La pistola de Hilarito



Recuerdo que mi abuela Esperanza, ya nonagenaria, solía contarme historias cuando yo era niño. Se instalaba en su mecedora, yo me sentaba a sus pies... y daba comienzo el relato del día. Por desgracia, nunca tuve ni la memoria ni la precaución de ir grabando en mi mente aquellas aventuras singulares, aquellos hechos inauditos, aquel tropel de personajes rocambolescos o magnéticos que me mantenían embobado y que ahora se ha tragado inevitablemente el olvido. Luego, de mayor, he seguido conociendo a otras personas que relatan de forma oral con maestría insuperable (me viene a la memoria mi amigo Paco Ros, de Mula); pero tampoco, ay, he tomado nunca notas de sus narraciones.

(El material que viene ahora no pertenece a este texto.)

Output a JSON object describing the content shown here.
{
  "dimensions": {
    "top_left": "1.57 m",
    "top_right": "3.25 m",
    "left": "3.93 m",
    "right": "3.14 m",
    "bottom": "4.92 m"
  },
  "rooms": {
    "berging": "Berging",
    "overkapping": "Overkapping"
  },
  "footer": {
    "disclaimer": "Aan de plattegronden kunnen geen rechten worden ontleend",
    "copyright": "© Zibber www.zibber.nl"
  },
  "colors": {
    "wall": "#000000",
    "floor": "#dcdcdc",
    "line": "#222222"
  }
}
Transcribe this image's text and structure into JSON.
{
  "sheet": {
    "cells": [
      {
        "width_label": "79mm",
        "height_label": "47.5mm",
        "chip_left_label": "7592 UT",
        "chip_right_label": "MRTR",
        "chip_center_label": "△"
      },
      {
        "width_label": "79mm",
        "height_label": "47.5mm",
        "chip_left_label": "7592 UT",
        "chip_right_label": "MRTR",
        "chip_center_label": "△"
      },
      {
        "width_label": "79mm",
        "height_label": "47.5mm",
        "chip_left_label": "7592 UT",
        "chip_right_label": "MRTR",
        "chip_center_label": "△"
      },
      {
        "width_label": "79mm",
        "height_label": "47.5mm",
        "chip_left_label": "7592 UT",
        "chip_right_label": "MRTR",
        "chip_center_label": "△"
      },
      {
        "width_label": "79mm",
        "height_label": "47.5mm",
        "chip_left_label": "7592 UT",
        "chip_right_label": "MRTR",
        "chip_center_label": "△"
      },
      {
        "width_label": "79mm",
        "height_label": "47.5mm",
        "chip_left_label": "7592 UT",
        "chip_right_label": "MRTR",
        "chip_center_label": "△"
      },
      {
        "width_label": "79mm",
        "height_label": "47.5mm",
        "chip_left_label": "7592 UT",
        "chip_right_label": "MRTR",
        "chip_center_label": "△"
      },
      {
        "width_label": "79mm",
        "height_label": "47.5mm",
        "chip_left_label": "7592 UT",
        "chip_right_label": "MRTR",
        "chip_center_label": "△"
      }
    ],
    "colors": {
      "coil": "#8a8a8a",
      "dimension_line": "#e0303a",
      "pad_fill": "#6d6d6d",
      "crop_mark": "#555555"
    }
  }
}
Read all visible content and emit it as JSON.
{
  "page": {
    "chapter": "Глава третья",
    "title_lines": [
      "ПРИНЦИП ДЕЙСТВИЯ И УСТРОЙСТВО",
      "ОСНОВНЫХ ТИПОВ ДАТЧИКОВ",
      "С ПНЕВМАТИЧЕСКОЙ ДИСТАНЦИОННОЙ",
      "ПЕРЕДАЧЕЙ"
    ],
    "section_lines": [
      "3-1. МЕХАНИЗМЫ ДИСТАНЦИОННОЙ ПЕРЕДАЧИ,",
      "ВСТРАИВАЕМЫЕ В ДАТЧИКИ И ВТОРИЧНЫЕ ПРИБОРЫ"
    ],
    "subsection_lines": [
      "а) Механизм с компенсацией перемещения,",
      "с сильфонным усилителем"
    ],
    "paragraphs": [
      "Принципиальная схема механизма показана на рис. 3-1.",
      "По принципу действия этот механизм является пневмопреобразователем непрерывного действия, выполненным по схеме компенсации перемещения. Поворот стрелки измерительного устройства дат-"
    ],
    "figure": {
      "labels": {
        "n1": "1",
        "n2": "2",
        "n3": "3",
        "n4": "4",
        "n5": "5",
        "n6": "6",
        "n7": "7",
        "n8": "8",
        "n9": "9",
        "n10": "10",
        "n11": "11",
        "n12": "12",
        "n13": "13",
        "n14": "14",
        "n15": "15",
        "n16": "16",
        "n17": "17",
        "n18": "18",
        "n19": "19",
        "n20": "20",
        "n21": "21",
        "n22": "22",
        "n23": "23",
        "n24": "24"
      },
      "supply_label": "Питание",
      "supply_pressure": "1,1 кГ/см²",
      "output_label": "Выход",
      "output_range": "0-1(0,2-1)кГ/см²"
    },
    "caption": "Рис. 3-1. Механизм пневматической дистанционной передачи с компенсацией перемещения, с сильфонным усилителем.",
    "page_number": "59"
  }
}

Por suerte para los lectores y curiosos, Paco López Mengual ha tenido la enorme generosidad de reunir en un delicioso volumen catorce historias que escuchó o vivió durante los años de su infancia, en un libro que ha titulado La pistola de Hilarito (y otras historias que me narraron). Aquí nos topamos con ladrones temerarios y bravucones, que protagonizaron anécdotas sonadas antes de morir a traición (Hilarito); judíos que intentaron defraudar al Erario Público y que pagaron muy caro el intento (Sión); pueblerinos que se obstinaron durante toda su vida en encontrar tesoros legendarios de los moros, excavando sin cesar larguísimas galerías subterráneas (el tío Pilín); muchachas que vinieron hasta Molina para trabajar como telefonistas y que encontraron la muerte de la forma más misteriosa (Lolita Cuenca); atractivos seductores que fueron apuñalados en madrugadas de aguacero y que dejaron una misteriosa herencia de burbujas rojas cada vez que vuelve a llover en la misma zona (El Querido); pequeñas vasijas encontradas en un pósito y que contienen, mezclado con la tierra, un buen caudal de oro que la hace brillar en la noche; un sacerdote ultraortodoxo que consigue arruinar con sus malas artes un baile de máscaras que se celebró en el casino de Molina en 1948; la asistencia de medio millar de molineros a la última ejecución pública que tuvo lugar en España, el 23 de octubre de 1896; el caso documentado de un habitante de la región de Murcia que, allá por los finales del siglo XVIII, fue operado por el doctor Correa, en Madrid, de unos llamativos cuernos que le salieron en la frente y que le tuvieron que ser cortados; la historia de Antonio el de la Torrealta, un muchacho bobo, pobre y aquejado de gigantismo, que terminó muriendo en circunstancias bien tristes; o los macabros acontecimientos que tuvieron lugar en el callejón de las calaveras, con alguna muerte enigmática incluida.

Personalmente, reconozco que he sentido debilidad por la hermosa historia de los amantes de Molina, que entiendo que el autor podría exprimir en forma de novela, porque los resultados serían maravillosos. Lanzado queda el guante, que espero que Paco López Mengual recoja.